Jacksonville Murders: White Supremacist Terror Is Biggest Domestic Threat

Photos: Family Pictures\YouTube Screenshots

Monday, the Center for Policing Equity released the following statement on Saturday’s mass shooting in Jacksonville, Florida–where 21-year-old white supremacist murderer Ryan Palmeter took the lives of three Black people:

On Saturday, a White supremacist entered a Dollar General store in Jacksonville, FL, and massacred three Black people. Moments earlier, the murderer had been told to leave the campus of Edward Waters University, a Historically Black College & University located less than a mile away.

We live in a country that tries very hard to explain away anti-Black violence as the work of hate-filled individuals, refusing to acknowledge centuries of systemic White supremacy advanced by powerful people who benefit from it. But let’s be clear: Angela Carr (52), (above middle) Jerrald De’Shaun Gallion (29), (above right) and Anolt Laguerre, Jr. (19) (above left) are dead because a man acted on the lie that White people are inherently superior, making Black people inherently inferior.

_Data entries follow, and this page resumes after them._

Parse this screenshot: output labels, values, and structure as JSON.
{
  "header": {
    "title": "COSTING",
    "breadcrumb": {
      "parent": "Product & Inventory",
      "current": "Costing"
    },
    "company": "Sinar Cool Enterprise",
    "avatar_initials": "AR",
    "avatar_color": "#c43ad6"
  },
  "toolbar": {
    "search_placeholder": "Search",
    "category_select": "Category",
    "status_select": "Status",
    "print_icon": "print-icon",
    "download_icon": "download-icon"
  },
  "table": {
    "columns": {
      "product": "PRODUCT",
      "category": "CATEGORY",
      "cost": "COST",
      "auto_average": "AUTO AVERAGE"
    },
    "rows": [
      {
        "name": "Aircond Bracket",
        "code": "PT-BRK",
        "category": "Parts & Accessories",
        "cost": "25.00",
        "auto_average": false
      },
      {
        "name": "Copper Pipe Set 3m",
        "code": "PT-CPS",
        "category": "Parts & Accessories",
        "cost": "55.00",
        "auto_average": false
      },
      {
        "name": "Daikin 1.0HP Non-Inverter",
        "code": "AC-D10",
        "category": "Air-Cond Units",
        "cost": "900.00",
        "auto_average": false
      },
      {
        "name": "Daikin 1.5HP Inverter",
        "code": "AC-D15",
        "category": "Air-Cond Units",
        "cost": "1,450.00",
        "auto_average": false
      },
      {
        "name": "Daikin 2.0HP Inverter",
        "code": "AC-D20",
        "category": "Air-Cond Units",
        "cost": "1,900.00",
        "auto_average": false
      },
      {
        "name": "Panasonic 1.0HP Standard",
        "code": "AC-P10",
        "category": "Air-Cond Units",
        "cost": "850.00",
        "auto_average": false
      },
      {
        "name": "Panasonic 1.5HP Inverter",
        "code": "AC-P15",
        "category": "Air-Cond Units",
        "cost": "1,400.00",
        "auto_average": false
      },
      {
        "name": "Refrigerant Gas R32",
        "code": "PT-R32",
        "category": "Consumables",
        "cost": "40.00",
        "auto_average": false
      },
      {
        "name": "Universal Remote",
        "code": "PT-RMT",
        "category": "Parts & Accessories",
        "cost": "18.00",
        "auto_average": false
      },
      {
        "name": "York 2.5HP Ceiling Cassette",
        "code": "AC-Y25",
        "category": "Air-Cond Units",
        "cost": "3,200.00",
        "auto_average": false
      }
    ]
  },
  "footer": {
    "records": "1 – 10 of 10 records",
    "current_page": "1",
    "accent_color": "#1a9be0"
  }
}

That White supremacist violence—violence that stems from a lie—is the largest domestic terrorism threat for many years running and a scourge for communities that crave the safety all of us are due.

It cannot go unsaid that the history required to expose this lie is also under attack in Florida and that lying about the history of White supremacy is a necessary condition for it to flourish. As Jacksonville mourns the second racist shooting in five years, it does so under conditions where it is illegal for teachers to put that racism in context. That is, at a time when many are trying to make sense of it, there are laws impeding that basic human process.

Florida has been the site of 319 racist lynchings, and the nation has repeatedly endured cycles of racist violence aided by book bans and lies about our history.

If we hope to honor Angela Carr, Jerrald De’Shaun Gallion, and Anolt Laguerre, Jr. and those who loved them, we owe them more than our prayers, our sympathies, or even our political mobilization. We owe them a commitment to remember the truth about how we got here, as a nation and in Jacksonville in particular.

May God smile on the memories of the fallen in Jacksonville, and may their families find some comfort in our collective prayers, action, and commitment to remember.